Part 2 Dart vs Go vs Python (and PyPy) Performance

UPDATE: In the comments Will pointed out I had a bug in the Python code so updated 22:00 EST sorry.
UPDATE 2: Anonymous posted a more comparable version of the Go (http://pastie.org/3772555) so I updated the numbers 04-12-2012 09:00 EST (sorry). Please let me know if there are any other bug fixes!

The previous post I wrote Surprising performance from Dart inspired me to do some more test runs with Dart, Go, Python and PyPy. For round two of some simple performance comparisons between  Dart, Go, Python and PyPy I decided to do some basic file reading and processing. Since the vast majority of data that I process is JSON I decided to generate some random JSON data and store it into a file. Using each language read the entire file and for each line parse the JSON and aggregate it. Assuming I wrote the code right (big assumption) then I can get an idea which language is best for processing large sums of JSON.

The code basically is broken down into a module (package) that contains an Aggregator class (type) and the main file which reads from the data file. The hosted repository is on bitbucket.
Dart code:
I was able to code this using async style programming which in theory would maximize for IO performance if Dart supported async IO. I was a bit shaky at first with the terse syntax of the onLine callback but I am getting a bit ok with it.  The duplicate use of StringInputStream seems a bit wordy, probably could have just said "var stream" instead of "StringInputStream stream" to increase readability (Go got this right with the := syntax).

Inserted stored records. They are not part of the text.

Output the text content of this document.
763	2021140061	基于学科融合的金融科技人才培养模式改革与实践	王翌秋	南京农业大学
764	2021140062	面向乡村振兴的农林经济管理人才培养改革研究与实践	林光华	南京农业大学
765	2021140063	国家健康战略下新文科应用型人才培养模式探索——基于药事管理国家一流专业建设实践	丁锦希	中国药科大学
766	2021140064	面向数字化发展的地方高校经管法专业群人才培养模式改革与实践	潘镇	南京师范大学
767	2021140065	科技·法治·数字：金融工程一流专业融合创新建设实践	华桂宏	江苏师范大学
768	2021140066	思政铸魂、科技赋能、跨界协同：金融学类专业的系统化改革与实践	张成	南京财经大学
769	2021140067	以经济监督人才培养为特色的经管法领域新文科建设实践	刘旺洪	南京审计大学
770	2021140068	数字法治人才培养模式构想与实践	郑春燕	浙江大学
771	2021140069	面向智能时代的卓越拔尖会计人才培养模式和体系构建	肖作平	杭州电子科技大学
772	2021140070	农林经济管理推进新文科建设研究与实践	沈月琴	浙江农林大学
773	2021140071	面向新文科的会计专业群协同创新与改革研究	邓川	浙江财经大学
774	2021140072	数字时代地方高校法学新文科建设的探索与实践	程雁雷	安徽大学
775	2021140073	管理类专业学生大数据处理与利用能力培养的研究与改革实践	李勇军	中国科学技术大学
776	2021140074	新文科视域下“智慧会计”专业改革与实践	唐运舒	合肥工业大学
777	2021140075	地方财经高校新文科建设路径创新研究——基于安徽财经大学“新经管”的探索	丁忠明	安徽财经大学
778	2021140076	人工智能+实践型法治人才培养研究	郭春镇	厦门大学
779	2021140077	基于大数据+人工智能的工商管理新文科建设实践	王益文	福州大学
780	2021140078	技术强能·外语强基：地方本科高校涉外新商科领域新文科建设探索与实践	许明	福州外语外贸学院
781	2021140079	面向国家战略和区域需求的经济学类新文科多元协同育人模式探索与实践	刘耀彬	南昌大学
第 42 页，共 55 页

Otherwise the code is very straight forward.

Since Dart is design for the browser and it is a preview the IO would be very slow but I expected it to be able to process JSON very fast since that is a large part of what a modern web application does. This also means that the StringInputStream should be pretty fast since it will be the main source of data for the application. Go would probably outperform Python and not really sure about Python vs PyPy. I figured PyPy would use more memory but be faster for doing aggregation.

Runtime comparison:




This is only 10,000 JSON documents in a single file. I have no idea how it does it but Python just kills it. Not that surprising that it is 18x faster than Dart but 2x (roughly) faster than Go is pretty amazing I knew the Python 2.x IO was fast but I didn't realize it was this fast. I think there could be a faster way to process the JSON in Go it just didn't jump out at me to do it without using the Unamarshal.

Memory comparison:

I expected Go to have used the least memory but didn't expect it to be so tiny (2,076, after update Python is 4,692). Dart was unusable but that is expected in a preview release. PyPy is not much better I guess I need to send them a note and ask them what they think. Python again rock star here.

I have chosen to kick the tires at a pretty high level but I think it is a realistic situation since web apps these days are processing a lot of JSON. Dart faired as expected for a preview release. Python rock star status as usual. PyPy we will see what happens when I contact them about it. Finally Go was very disappointing how much runtime it took to process the JSON, however it did recover some dignity by it exceptional use of memory.